La science s'est-elle définitivement coupée de la société?
Le physicien Etienne Klein, directeur du Laboratoire des Recherches
sur les Sciences de la Matière (Larsim) au Commissariat à l'énergie
atomique (CEA) met les pieds dans le plat. Dans un essai vif et malin,
il montre que l'on peut encore espérer.
D’abord pourquoi ce titre Galilée et les Indiens (1) ?

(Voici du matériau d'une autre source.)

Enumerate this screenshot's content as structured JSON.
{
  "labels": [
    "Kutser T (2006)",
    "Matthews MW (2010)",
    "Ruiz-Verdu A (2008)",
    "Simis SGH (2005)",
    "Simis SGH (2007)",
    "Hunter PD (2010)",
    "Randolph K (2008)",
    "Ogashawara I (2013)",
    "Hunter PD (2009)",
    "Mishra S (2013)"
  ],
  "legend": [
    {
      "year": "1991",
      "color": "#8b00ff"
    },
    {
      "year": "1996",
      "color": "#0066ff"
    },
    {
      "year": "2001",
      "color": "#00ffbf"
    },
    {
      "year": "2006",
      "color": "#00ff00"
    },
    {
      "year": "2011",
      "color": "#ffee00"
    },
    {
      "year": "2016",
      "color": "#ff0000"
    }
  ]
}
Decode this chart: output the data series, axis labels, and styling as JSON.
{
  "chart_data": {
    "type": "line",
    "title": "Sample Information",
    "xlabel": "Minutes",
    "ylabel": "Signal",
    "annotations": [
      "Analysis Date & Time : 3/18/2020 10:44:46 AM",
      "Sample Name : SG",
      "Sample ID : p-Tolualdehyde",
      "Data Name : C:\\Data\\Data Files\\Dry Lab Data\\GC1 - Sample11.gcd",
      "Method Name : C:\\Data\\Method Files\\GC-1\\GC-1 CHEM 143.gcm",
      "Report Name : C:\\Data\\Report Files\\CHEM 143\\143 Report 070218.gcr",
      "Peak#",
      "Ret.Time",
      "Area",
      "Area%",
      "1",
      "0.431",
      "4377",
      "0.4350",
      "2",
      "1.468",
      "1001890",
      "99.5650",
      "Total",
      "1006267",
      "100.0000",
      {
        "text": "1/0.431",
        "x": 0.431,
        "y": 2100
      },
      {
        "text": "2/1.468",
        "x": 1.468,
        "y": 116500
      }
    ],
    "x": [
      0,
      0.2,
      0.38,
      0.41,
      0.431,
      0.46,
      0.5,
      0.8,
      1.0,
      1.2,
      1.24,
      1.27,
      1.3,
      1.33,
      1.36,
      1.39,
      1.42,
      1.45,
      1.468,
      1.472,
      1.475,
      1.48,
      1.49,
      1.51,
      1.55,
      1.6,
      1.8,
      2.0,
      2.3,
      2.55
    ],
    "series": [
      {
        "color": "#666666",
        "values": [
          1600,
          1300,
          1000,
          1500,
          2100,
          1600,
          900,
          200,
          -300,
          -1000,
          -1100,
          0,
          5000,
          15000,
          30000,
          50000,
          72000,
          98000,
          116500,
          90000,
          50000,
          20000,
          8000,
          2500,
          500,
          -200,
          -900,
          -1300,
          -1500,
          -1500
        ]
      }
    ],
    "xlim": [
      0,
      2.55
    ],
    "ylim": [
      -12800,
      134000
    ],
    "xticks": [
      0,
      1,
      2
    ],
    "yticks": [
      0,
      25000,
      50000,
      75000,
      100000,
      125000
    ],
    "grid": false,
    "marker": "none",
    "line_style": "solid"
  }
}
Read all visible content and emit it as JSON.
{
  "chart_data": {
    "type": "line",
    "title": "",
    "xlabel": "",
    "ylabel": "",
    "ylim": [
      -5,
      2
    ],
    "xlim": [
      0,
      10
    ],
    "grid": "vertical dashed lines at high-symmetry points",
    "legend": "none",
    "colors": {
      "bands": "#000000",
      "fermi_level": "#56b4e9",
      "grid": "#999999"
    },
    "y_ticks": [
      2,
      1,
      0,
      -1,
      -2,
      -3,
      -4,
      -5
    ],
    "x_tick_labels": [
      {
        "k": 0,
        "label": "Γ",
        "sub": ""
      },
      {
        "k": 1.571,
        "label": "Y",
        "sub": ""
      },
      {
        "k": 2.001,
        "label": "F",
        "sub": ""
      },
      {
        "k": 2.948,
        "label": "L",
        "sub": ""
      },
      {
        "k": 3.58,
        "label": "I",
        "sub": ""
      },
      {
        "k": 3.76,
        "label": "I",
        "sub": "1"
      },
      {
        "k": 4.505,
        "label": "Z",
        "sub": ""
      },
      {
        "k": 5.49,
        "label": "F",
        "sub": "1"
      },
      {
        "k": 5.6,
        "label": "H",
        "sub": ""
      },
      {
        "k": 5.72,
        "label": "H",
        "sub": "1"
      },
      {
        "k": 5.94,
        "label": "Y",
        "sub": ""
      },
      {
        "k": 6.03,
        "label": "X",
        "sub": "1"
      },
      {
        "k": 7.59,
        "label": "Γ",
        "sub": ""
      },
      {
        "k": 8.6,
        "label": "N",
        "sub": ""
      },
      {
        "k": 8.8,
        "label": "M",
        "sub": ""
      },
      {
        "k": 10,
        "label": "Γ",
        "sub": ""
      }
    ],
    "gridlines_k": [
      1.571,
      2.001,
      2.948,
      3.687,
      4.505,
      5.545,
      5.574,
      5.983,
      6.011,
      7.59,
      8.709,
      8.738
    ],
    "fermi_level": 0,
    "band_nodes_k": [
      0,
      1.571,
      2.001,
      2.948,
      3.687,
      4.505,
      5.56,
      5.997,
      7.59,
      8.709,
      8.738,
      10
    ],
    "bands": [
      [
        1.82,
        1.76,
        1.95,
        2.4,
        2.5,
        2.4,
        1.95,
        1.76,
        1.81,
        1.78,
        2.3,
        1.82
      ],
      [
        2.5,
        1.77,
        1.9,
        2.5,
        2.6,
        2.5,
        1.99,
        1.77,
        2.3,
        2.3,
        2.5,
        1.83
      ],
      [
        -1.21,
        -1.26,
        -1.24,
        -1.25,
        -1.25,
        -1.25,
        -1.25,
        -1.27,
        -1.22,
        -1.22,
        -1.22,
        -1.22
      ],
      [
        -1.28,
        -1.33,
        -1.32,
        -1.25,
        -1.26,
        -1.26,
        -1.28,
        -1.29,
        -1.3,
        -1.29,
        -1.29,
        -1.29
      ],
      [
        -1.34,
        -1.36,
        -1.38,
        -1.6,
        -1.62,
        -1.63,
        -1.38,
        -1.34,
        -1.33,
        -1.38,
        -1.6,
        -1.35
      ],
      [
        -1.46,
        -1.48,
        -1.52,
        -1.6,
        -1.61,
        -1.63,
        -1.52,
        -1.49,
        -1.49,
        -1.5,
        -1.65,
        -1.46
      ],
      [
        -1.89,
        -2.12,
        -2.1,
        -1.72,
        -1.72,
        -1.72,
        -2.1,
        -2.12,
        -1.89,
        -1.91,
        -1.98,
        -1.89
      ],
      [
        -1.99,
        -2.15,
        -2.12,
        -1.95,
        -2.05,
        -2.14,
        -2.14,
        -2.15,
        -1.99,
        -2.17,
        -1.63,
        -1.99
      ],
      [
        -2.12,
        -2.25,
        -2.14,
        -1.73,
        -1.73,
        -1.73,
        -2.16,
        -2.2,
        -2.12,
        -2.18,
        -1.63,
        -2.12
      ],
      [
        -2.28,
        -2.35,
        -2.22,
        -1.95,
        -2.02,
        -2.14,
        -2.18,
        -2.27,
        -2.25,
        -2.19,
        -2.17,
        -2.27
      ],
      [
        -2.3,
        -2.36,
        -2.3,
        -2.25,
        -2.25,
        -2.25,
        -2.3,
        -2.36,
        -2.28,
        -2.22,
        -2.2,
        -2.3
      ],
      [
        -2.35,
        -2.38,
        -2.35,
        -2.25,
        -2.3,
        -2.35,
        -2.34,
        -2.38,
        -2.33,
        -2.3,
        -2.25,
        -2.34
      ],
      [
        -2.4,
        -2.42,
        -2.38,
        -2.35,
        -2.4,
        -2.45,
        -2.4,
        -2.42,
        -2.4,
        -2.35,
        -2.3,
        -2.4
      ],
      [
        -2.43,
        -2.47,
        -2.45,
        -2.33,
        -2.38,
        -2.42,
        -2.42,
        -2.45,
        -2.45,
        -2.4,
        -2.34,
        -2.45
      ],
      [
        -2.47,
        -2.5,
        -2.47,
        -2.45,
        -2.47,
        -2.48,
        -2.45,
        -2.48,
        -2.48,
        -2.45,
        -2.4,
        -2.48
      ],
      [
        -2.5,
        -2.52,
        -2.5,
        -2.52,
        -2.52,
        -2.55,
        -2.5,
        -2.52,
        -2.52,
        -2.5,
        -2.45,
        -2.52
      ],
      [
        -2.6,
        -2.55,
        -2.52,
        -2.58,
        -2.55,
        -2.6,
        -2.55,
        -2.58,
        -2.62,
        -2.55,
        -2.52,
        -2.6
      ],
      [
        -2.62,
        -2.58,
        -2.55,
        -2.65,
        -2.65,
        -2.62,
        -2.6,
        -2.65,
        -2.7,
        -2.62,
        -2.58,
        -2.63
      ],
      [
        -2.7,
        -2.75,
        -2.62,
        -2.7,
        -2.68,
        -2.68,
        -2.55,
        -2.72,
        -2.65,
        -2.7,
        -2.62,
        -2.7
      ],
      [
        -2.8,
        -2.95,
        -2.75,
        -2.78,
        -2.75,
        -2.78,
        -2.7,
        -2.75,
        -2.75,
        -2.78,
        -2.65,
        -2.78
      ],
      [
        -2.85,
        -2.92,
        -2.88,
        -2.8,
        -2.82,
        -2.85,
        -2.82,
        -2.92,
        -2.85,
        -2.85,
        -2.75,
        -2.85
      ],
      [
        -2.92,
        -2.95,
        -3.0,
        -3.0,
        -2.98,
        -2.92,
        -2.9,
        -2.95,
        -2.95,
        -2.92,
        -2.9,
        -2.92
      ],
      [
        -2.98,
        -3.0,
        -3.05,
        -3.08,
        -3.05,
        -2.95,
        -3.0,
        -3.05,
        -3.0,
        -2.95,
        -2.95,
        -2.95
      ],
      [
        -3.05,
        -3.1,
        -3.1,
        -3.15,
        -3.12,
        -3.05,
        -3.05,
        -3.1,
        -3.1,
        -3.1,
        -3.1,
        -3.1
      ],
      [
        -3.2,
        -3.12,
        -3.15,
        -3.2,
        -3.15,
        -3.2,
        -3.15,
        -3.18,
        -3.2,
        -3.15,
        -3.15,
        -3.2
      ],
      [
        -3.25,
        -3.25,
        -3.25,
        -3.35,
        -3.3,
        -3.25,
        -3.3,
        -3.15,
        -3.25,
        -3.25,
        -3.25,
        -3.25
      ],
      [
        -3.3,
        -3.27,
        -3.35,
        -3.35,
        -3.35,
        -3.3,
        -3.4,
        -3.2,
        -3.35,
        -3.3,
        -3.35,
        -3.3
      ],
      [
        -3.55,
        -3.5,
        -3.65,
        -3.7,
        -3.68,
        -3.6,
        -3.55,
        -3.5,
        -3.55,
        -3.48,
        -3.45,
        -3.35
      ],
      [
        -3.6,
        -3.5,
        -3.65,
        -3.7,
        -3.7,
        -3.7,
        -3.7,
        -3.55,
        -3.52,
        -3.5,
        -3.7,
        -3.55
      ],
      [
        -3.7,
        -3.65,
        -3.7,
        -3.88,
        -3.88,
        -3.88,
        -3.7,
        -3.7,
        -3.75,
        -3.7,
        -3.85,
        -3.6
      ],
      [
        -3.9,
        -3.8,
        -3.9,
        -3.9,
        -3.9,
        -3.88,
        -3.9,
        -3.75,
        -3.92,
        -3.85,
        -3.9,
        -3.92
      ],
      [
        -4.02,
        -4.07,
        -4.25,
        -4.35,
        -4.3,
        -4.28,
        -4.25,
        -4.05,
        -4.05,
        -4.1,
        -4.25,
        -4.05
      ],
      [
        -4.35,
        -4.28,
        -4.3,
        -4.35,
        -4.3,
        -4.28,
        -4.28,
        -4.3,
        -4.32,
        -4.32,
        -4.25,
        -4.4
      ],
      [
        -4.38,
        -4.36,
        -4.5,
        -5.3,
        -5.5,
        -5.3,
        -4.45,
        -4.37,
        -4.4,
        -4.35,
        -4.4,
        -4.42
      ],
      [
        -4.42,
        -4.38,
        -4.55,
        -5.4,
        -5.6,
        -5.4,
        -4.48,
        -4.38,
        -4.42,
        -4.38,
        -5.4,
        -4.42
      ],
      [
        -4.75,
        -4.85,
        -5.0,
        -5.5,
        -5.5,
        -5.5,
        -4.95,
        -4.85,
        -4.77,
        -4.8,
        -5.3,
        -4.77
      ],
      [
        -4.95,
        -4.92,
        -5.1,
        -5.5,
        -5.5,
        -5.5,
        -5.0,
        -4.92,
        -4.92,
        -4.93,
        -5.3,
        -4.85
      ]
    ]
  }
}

Cela fait référence à une rencontre, avec des Indiens justement. C’était il y a deux ans. J’ai passé une soirée avec des Kayapo, un peuple d’Amazonie. Au cours de la discussion, qui fut passionnante, j’ai compris que nous ne donnions pas le même sens aux mots : quand je parlais de science, ils répondaient nature ; quand je parlais technique, ils s’inquiétaient de la menace qu’elle faisait peser sur leur monde. Et pour eux, l’humanité ne s’arrête pas aux frontières de l’humain : elle intègre tout ce avec quoi l’humain est en relation, le gibier, les végétaux, l’air qu’on respire, le fleuve dont on se nourrit. J’ai saisi qu’il y avait-là une coupure essentielle. J’ai donc repris mon Lévi-Strauss, je me suis plongé dans Tristes Tropiques, puis j’ai lu les livres de Philippe Descola. À l’origine, cela m’a donné envie de rédiger un gros livre sur le choc que j’ai éprouvé ce soir-là. Le gros naïf que je suis n’avais pas compris que la pensée sauvage est aussi, à sa façon, une pensée rationnelle. Mais finalement, j’ai écrit un essai assez court, autour de l’idée que notre éducation nous donne accès, à nous les scientifiques, à des mathématiques très spéciales, qui nous ont permis de comprendre une partie de la nature tout en n’étant elles-mêmes très « naturelles ». Ce sont ces mathématiques qui constituent notre grande différence d’avec les peuples dits « premiers ».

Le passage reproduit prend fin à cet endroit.